In February (leap year, 29 days):
Option 1 would give me £10*29 =£290
Option 2 would give me 0.5(29)(30)/2+2.5(29)=£290
Therefore, both the options will give me the same amount in a leap year February.
In a 30 day month:
Option 1 would give me £10*30 =£300
Option 2 would give me 0.5(30)(31)/2+2.5(30)=£307.5
Therefore, option 2 is better in a 30 day month by £7.5
In a 31 day month:
Option 1 would give me £10*31 =£310
Option 2 would give me 0.5(31)(32)/2+2.5(31)=£325.5
Therefore, option 2 is better in a 31 day month by £15.5
Over a 12 month period, with 4-30 day months, 7-31 day months and the 28 days of February, option 2 would be better since I would get 4(307.5)+7(325.5)+273= £3781.5 (Or £3798.5 on a leap year), whereas option 1 would only give me 4(300)+7(310)+280 = £3650 (or £3660 on a leap year)
2) If your family stopped your pocket money on day 8, which option would give you the most?:
Option 1 would give me 8*£10 = £80
Option 2 would give me 0.5(8)(9)/2 +2.5(8)= £38
Option 3 would give me (2^(8)-1) = 255p =£25.5
Option 1 would be a lot better in a span of 8 days.
3) On which day of the month does option 3 become the most fruitful?
The answer to this depends on what do we mean by "fruitful", do we mean when onwards will option 3 give me the most money on that particular day, or do we mean which day will our overall earnings of option 3 exceed the other options? Either way, we will have to solve 2 inequalities, they will just be different ones. The purpose of one will be to find when will option 3's earnings exceed option 1's and the other will be to find when will it exceed option 2's.
If the former is the intended question, the following will be the inequalities:
1) 2^(x-1)>10, (Option 3 vs. 1)
2) 2^(x-1)>0.5x+2.5, (Option 3 vs. 2)
I was unable to solve these inequalities algebraically, so I used desmos.com to answer them graphically.
The red curve is y=2^(x-1)
The blue line is y=10
And the green line is y=0.5x+2.5
As we can see, the red curve crosses the green line at x=3, which means that after the 4th day option 3 will be more fruitful per day than option 2.
Also, the red curve crosses the blue line at x=4.322, which means that on the 5th day, option 3 will become more fruitful per day than option 1, becoming the most fruitful option per day after that.

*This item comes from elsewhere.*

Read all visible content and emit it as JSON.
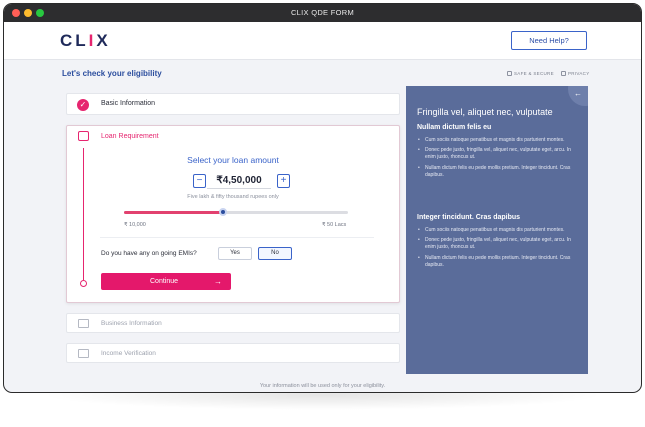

If the point of the question was to find the day when the overall earnings from option 3 would exceed the other 2 options, the inequalities would be as follows:
1) 2^(x)-1>10x, (Option 3 vs. 1)
2) 2^(x)-1>0.5(x)(x+1)/2 +2.5x, (Option 3 vs. 2)

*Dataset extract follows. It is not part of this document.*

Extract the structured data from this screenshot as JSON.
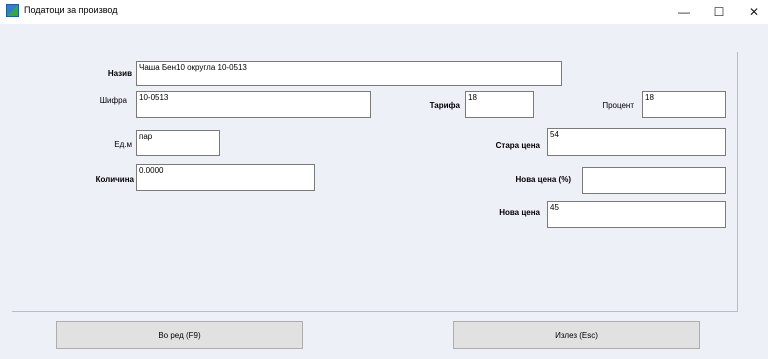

I was unable to solve these algebraically either, therefore I used desmos.com again to solve these graphically
In the second graph:
The orange curve is y=2^(x)-1,
The black curve is y=10x
And, the blue curve is y=0.5(x)(x+1)/2 +2.5x
As shown in the graph, the orange curve crosses the blue curve first at x=3.648, so option 3 will become better than option 2 on the 4th day.
It also crosses the black line at x=5.909, which means that it will become a better option that option 1 on the 6th day, becoming the best option overall after that.
4) If you chose option 3, how many days would it be before you became a millionaire?:
£1,000,000 = 100,000,000p
Therefore, ∑2^(x-1) > 100000000
(When the summation happens between the interval 1≤x≤n, n being the day the sum satisfies the inequality)
Or, 2^(x)-1 > 10000000
2^(x) > 100000001
log(base 2)100000001 > x
Therefore, 26.5754
This means that I would become a millionaire on the 27th day.